Sara Teasdale. Vendrán lluvias suaves

Hacía mucho tiempo que no subía un poema al blog. El que tienen a continuación, en traducción propia, pertenece a la poetisa norteamericana Sara Teasdale, y está incluido en su antología Flame and Shadow. La escribió en 1918, horrorizada por la Primera Guerra Mundial, proponiendo un salto cuantitativo de sus efectos, de un campo de batalla al planeta entero. El texto cuenta con ese carácter postapocalíptico que, no lo nieguen, tan caro nos resulta tanto a ustedes como a mí. Creo que no es necesario explicarles el porqué de mi elección. En el vídeo que acompaña al poema tienen una pista. Creo, Ray, que la primavera sí se ha enterado de tu partida.



Vendrán lluvias suaves


Vendrán lluvias suaves y olor a tierra mojada,
Y golondrinas rolando con su chispeante sonido;

Y ranas en los estanques cantando en la noche,
Y ciruelos silvestres de trémula blancura.

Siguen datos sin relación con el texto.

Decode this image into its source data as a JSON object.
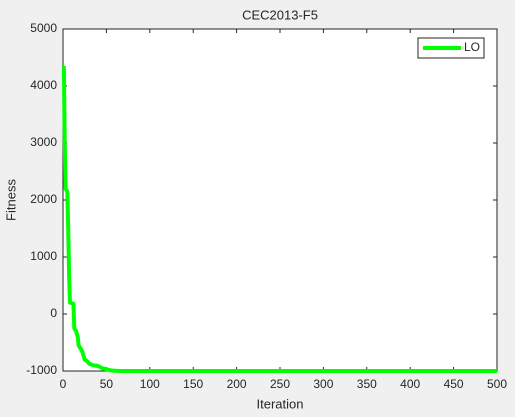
{
  "chart_data": {
    "type": "line",
    "title": "CEC2013-F5",
    "x_label": "Iteration",
    "y_label": "Fitness",
    "series": [
      {
        "name": "LO",
        "color": "#00ff00",
        "x": [
          1,
          2,
          3,
          5,
          6,
          7,
          8,
          12,
          13,
          15,
          17,
          18,
          20,
          22,
          25,
          28,
          30,
          35,
          40,
          45,
          50,
          55,
          60,
          65,
          70,
          100,
          200,
          300,
          400,
          500
        ],
        "values": [
          4350,
          3000,
          2200,
          2150,
          1500,
          700,
          200,
          180,
          -250,
          -300,
          -400,
          -550,
          -600,
          -650,
          -800,
          -830,
          -870,
          -900,
          -910,
          -950,
          -970,
          -990,
          -995,
          -1000,
          -1000,
          -1000,
          -1000,
          -1000,
          -1000,
          -1000
        ]
      }
    ],
    "xlim": [
      0,
      500
    ],
    "xticks": [
      0,
      50,
      100,
      150,
      200,
      250,
      300,
      350,
      400,
      450,
      500
    ],
    "ylim": [
      -1000,
      5000
    ],
    "yticks": [
      -1000,
      0,
      1000,
      2000,
      3000,
      4000,
      5000
    ],
    "legend": "top-right"
  }
}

Los petirrojos vestirán su plumoso fuego
Silbando sus caprichos sobre el cercado;

Y nadie sabrá de la guerra, a nadie
Preocupará cuando al fin haya acabado.

A nadie le importaría, ni al pájaro ni al árbol,
Si toda la humanidad pereciera;

Y la propia Primavera, cuando despertara al alba,
Apenas se daría cuenta de nuestra partida.





(Nota: A todos los que hayan llegado aquí por la banda, la película o el videojuego, bienvenidos igualmente.)